This library is a work-in-progress and under rapid development. Some current usage examples can be found in the examples/
directory
and a launched with binder using the badge above.
conda is the supported installation environment. Within a conda environment, install with:
conda install goetia
This will install the goetia python package, the libgoetia
shared library,
and its headers into $CONDA_PREFIX
. With the environment activated, you can import goetia
in Python or link against the C++ library with -lgoetia
.
To build and install from source, first clone the repo:
git clone https://github.com/camillescott/goetia && cd goetia
Create the conda environment. There is a Makefile target to generate the environment; it uses
mamba
, but this can be overridden by setting CONDA_FRONTEND
to conda
. The result environment
is called goetia-dev
and is defined in environment_dev.yml
.
make create-dev-env
conda activate goetia-dev
Then build and install:
make install
The install
target will build the C++ library and cppyy
bindings, install the headers and shared
library into $CONDA_PREFIX/lib
and $CONDA_PREFIX/include
, and install the associated python
modules into the conda environment.
To install in-place, run:
make dev-install
This will use python -m pip install -e .
to allow in-place editing of the python sources. However,
changes to the C++ source will not be propagated, as the shared library has to be rebuilt.
Run make install
again to recompile and reinstall the headers and shared library.

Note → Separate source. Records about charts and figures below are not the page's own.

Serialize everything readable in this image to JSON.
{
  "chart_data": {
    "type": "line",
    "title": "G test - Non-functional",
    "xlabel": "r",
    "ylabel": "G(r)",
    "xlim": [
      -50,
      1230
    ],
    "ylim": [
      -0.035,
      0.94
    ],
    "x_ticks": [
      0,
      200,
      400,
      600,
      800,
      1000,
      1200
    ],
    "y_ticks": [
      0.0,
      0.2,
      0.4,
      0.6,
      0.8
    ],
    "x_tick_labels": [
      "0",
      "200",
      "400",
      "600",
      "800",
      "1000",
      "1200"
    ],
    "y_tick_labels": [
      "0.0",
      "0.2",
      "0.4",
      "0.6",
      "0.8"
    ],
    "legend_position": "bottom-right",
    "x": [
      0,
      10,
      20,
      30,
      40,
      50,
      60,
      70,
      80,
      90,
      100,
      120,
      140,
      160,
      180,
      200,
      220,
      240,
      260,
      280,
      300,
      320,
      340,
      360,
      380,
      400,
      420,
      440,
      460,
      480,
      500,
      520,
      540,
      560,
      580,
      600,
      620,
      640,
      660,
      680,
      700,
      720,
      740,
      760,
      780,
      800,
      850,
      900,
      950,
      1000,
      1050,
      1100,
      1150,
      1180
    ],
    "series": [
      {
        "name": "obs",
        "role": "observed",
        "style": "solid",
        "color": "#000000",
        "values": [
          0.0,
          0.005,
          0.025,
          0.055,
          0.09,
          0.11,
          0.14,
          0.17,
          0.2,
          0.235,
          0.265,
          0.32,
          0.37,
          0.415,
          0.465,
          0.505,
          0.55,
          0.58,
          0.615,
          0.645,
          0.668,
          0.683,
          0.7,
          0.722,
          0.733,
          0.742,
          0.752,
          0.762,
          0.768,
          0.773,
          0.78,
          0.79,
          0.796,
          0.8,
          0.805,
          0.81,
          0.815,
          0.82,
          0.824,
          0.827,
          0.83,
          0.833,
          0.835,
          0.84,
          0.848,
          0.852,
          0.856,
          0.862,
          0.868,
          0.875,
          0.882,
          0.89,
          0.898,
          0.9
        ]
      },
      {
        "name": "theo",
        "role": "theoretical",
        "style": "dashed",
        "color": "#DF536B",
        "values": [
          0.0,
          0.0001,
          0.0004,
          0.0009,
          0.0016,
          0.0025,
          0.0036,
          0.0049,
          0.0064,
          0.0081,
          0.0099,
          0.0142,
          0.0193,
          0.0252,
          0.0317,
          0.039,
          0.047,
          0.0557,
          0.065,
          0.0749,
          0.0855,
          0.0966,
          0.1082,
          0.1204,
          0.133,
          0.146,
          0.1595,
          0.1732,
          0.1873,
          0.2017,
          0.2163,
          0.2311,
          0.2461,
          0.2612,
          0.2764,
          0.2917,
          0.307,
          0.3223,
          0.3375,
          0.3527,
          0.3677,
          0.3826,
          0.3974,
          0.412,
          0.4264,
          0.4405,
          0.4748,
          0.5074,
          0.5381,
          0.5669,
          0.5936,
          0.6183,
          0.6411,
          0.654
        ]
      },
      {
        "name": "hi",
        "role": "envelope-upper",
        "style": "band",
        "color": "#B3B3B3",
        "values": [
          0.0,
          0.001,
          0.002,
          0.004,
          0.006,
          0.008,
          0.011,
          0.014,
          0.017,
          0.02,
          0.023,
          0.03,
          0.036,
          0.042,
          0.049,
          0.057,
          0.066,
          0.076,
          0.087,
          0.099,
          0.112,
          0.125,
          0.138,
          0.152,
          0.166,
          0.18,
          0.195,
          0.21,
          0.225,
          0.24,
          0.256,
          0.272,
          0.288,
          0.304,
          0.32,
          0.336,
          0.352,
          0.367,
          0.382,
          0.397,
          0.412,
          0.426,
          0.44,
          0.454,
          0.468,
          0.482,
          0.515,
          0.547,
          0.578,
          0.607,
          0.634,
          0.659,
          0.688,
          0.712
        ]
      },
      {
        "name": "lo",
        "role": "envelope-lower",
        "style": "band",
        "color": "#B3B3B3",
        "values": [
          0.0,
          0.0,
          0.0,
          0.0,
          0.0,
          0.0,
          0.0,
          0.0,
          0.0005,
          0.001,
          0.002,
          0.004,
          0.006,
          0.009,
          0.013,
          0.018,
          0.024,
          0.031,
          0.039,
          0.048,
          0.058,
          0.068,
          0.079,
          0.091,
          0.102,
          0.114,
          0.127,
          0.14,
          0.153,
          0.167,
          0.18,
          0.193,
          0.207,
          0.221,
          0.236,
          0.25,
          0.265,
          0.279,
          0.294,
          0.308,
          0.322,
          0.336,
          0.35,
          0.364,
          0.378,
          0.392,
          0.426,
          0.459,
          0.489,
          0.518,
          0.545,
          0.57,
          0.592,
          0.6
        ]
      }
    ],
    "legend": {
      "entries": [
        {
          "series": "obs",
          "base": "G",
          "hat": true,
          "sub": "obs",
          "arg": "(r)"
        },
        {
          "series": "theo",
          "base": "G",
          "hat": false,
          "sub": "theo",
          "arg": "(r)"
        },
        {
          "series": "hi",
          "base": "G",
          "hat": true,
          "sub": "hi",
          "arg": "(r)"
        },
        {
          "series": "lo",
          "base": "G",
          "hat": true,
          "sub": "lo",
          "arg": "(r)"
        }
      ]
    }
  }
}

Tests are written in pytest
; the full suite can be run with:
pytest tests/
The test suite uses pytest-benchmark
to gather performance information on some functions. This
adds significant extra time to a number of tests. This can be bypassed by just running make test
;
or, explicitly, by running:
pytest --benchmark-disable tests/
Much of the de Bruijn graph test data is randomly generated; ie, we fuzz the library. This helps
find edge cases, but means some tests might not be able to be rerun. To allow reproducibility, we
use the pytest-randomly
plugin, which manages random seed state and ordering. When pytest is run,
the random seed will be reported toward the beginning of the output, in the form:
Using --randomly-seed=2507050705
To rerun with a specific seed, run pytest with the appropriate flag:
pytest --randomly-seed=[DESIRED_SEED]